Smarter alert grouping and prioritisation

Alerts were organised by impact and urgency instead of raw volume, helping teams focus on what mattered most during incidents.

Guided alert configuration

The alert setup experience was redesigned using progressive disclosure. Users could start simple, see a live preview of alert behaviour, and adjust settings with confidence before saving.

Redefining smart alerts layout for better usability

Applying the Zeigarnik Effect, our initial transition from custom events to smart alerts followed a specific layout.

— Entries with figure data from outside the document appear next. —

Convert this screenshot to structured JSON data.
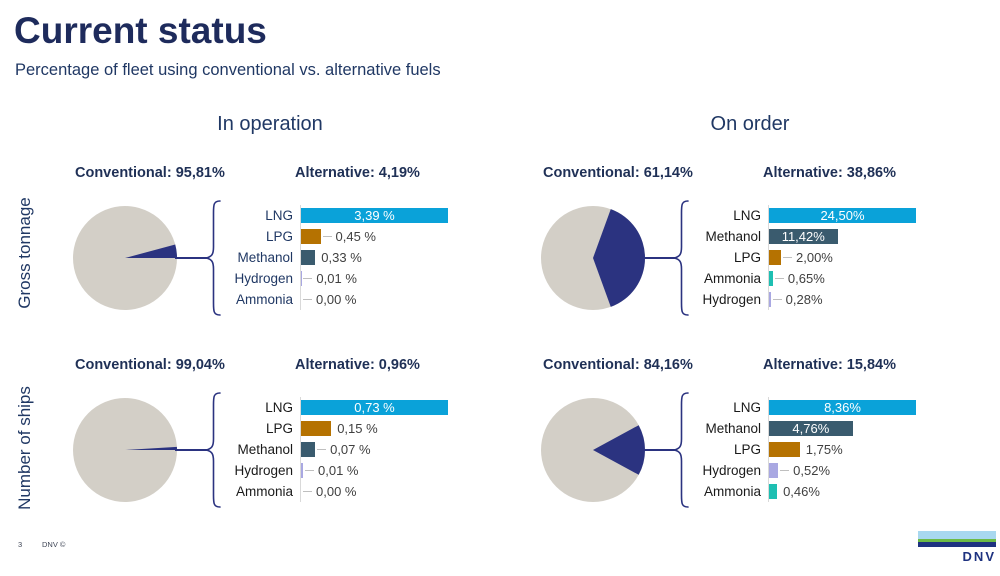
{
  "slide": {
    "title": "Current status",
    "subtitle": "Percentage of fleet using conventional vs. alternative fuels",
    "page_number": "3",
    "footer_brand": "DNV ©",
    "logo_text": "DNV"
  },
  "columns": [
    "In operation",
    "On order"
  ],
  "rows": [
    "Gross tonnage",
    "Number of ships"
  ],
  "colors": {
    "title_navy": "#1e2b5c",
    "text_navy": "#203864",
    "accent_navy": "#2b3380",
    "pie_gray": "#d3cfc7",
    "value_text": "#404040",
    "axis_gray": "#d9d9d9",
    "leader_gray": "#bfbfbf",
    "fuels": {
      "LNG": "#0aa2d9",
      "LPG": "#b57201",
      "Methanol": "#3a5b6e",
      "Hydrogen": "#a9a8e2",
      "Ammonia": "#1ebfb2"
    },
    "logo": {
      "light_blue": "#a8d8ef",
      "green": "#6cbb45",
      "dark_blue": "#1e3280"
    }
  },
  "chart_data": [
    {
      "type": "pie+bar",
      "section": "In operation",
      "metric": "Gross tonnage",
      "conventional_label": "Conventional: 95,81%",
      "alternative_label": "Alternative: 4,19%",
      "pie": {
        "conventional_pct": 95.81,
        "alternative_pct": 4.19,
        "wedge_start_deg": -15,
        "wedge_end_deg": 0
      },
      "bars": {
        "label_color": "#203864",
        "categories": [
          "LNG",
          "LPG",
          "Methanol",
          "Hydrogen",
          "Ammonia"
        ],
        "values": [
          3.39,
          0.45,
          0.33,
          0.01,
          0.0
        ],
        "value_labels": [
          "3,39 %",
          "0,45 %",
          "0,33 %",
          "0,01 %",
          "0,00 %"
        ],
        "leaders": [
          false,
          true,
          false,
          true,
          true
        ]
      }
    },
    {
      "type": "pie+bar",
      "section": "On order",
      "metric": "Gross tonnage",
      "conventional_label": "Conventional: 61,14%",
      "alternative_label": "Alternative: 38,86%",
      "pie": {
        "conventional_pct": 61.14,
        "alternative_pct": 38.86,
        "wedge_start_deg": -70,
        "wedge_end_deg": 70
      },
      "bars": {
        "label_color": "#1a1a1a",
        "categories": [
          "LNG",
          "Methanol",
          "LPG",
          "Ammonia",
          "Hydrogen"
        ],
        "values": [
          24.5,
          11.42,
          2.0,
          0.65,
          0.28
        ],
        "value_labels": [
          "24,50%",
          "11,42%",
          "2,00%",
          "0,65%",
          "0,28%"
        ],
        "leaders": [
          false,
          false,
          true,
          true,
          true
        ]
      }
    },
    {
      "type": "pie+bar",
      "section": "In operation",
      "metric": "Number of ships",
      "conventional_label": "Conventional: 99,04%",
      "alternative_label": "Alternative: 0,96%",
      "pie": {
        "conventional_pct": 99.04,
        "alternative_pct": 0.96,
        "wedge_start_deg": -3.5,
        "wedge_end_deg": 0
      },
      "bars": {
        "label_color": "#1a1a1a",
        "categories": [
          "LNG",
          "LPG",
          "Methanol",
          "Hydrogen",
          "Ammonia"
        ],
        "values": [
          0.73,
          0.15,
          0.07,
          0.01,
          0.0
        ],
        "value_labels": [
          "0,73 %",
          "0,15 %",
          "0,07 %",
          "0,01 %",
          "0,00 %"
        ],
        "leaders": [
          false,
          false,
          true,
          true,
          true
        ]
      }
    },
    {
      "type": "pie+bar",
      "section": "On order",
      "metric": "Number of ships",
      "conventional_label": "Conventional: 84,16%",
      "alternative_label": "Alternative: 15,84%",
      "pie": {
        "conventional_pct": 84.16,
        "alternative_pct": 15.84,
        "wedge_start_deg": -28.5,
        "wedge_end_deg": 28.5
      },
      "bars": {
        "label_color": "#1a1a1a",
        "categories": [
          "LNG",
          "Methanol",
          "LPG",
          "Hydrogen",
          "Ammonia"
        ],
        "values": [
          8.36,
          4.76,
          1.75,
          0.52,
          0.46
        ],
        "value_labels": [
          "8,36%",
          "4,76%",
          "1,75%",
          "0,52%",
          "0,46%"
        ],
        "leaders": [
          false,
          false,
          false,
          true,
          false
        ]
      }
    }
  ]
}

However, to enhance user experience, we've redefined the page structure for better clarity and usability.

Result

The redesigned experience led to clearer understanding and stronger confidence among users:

  • Many operations engineers reported they could identify critical issues faster during incidents

  • Users shared that alerts felt more predictable and easier to trust

  • Teams spent less time scanning dashboards and more time resolving issues

By reducing noise and improving clarity, the experience supported quicker decisions and smoother collaboration during high-pressure situations.

Learnings

Strategic Alignment: Regular sync-ups and a unified UX strategy blueprint were essential, aligning on user requirements helped us clearly identify pain points and set actionable goals for transforming Smart Alerts.

User-Centric Problem Solving: By deeply understanding frustrations, such as restrictive evaluation windows and misaligned filters, we drove design enhancements that addressed specific user needs and improved overall usability.

Iterative Redesign: Applying principles like the Zeigarnik Effect, we continuously refined our page layout and interaction flows. This iterative approach not only improved navigation and clarity but also reinforced our commitment to a seamless user experience.